Dr. Nowak predicted that biomarker testing in a large community hospital setting, with “clinically relevant turnaround times” and even with very small specimens is “going to be the standard in the next few years. To do all of this, however, you need to have an engaged pathologist, someone who can look at the cytology and say, yes, there’s enough here for molecular testing. Whether the testing is done in house or sent outside to a reference laboratory, you still need that interface,” Dr. Nowak said.
Summing up, Dr. Nowak stated, “You need to engage your pathologist in the care of your patients. They are his patients, too. Whatever new technologies come into play, the tissue specimen will always be critical because that’s variable. The pathologist is the key interface between the specimen and the test; between your patient and the choices you will have to treat him. Don’t call the laboratory. Call the pathologist. That’s your colleague.” ■
Disclosure: Dr. Jänne is a consultant or advisor for AstraZeneca, Boehringer Ingelheim, Chugai Pharma, Clovis Oncology, Genentech, Pfizer, Roche, and Sanofi, owns stock in Gatekeeper Pharmaceuticals, and has received other remuneration from LabCorp. Dr. Aisner is a consultant or advisor for Boehringer Ingelheim and has received honoraria from Abbott Molecular. Dr. Nowak reported no potential conflicts of interest.
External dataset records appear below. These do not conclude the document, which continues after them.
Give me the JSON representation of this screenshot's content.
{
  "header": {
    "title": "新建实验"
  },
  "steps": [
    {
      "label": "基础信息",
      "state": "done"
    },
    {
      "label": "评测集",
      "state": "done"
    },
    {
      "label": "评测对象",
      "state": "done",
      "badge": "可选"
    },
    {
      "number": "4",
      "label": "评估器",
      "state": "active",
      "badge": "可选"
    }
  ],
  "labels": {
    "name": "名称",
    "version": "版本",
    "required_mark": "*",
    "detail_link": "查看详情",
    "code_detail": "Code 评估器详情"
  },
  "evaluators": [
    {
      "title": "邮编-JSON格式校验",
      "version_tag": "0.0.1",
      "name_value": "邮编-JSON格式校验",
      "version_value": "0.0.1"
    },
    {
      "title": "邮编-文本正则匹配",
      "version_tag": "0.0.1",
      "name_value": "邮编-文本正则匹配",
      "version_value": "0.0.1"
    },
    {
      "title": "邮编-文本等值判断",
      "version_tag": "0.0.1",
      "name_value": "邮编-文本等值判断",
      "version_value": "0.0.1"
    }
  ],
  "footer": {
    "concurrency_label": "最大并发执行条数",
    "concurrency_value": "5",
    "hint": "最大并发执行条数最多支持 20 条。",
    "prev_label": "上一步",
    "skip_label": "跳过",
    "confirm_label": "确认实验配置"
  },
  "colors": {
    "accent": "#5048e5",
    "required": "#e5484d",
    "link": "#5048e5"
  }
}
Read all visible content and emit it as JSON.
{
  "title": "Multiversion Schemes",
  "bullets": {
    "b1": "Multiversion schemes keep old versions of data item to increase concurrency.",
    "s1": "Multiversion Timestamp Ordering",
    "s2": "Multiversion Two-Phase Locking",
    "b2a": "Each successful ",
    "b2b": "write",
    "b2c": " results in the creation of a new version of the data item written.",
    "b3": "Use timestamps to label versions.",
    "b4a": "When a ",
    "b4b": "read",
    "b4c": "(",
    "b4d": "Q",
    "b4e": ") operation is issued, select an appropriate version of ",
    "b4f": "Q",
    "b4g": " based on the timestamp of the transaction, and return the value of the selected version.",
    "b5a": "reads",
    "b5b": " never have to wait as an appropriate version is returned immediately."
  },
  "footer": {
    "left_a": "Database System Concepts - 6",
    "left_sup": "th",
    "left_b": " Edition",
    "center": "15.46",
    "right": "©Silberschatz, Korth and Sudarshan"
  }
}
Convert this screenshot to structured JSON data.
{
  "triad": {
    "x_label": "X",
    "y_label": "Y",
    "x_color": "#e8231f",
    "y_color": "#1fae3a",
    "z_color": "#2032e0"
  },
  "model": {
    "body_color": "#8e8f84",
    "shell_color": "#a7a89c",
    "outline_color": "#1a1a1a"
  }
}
1. Jänne PA: What are we talking about: Next-generation sequencing, Sanger sequencing, etc. ASCO Annual Meeting. Education Session. Presented June 1, 2014.
2. Aisner D: Tissue is the issue: The pathologist’s role in facilitating molecular analysis. ASCO Annual Meeting. Education Session. Presented June 1, 2014.
3. Nowak JA: The practitioner’s guide to using molecular testing. ASCO Annual Meeting. Education Session. Presented June 1, 2014.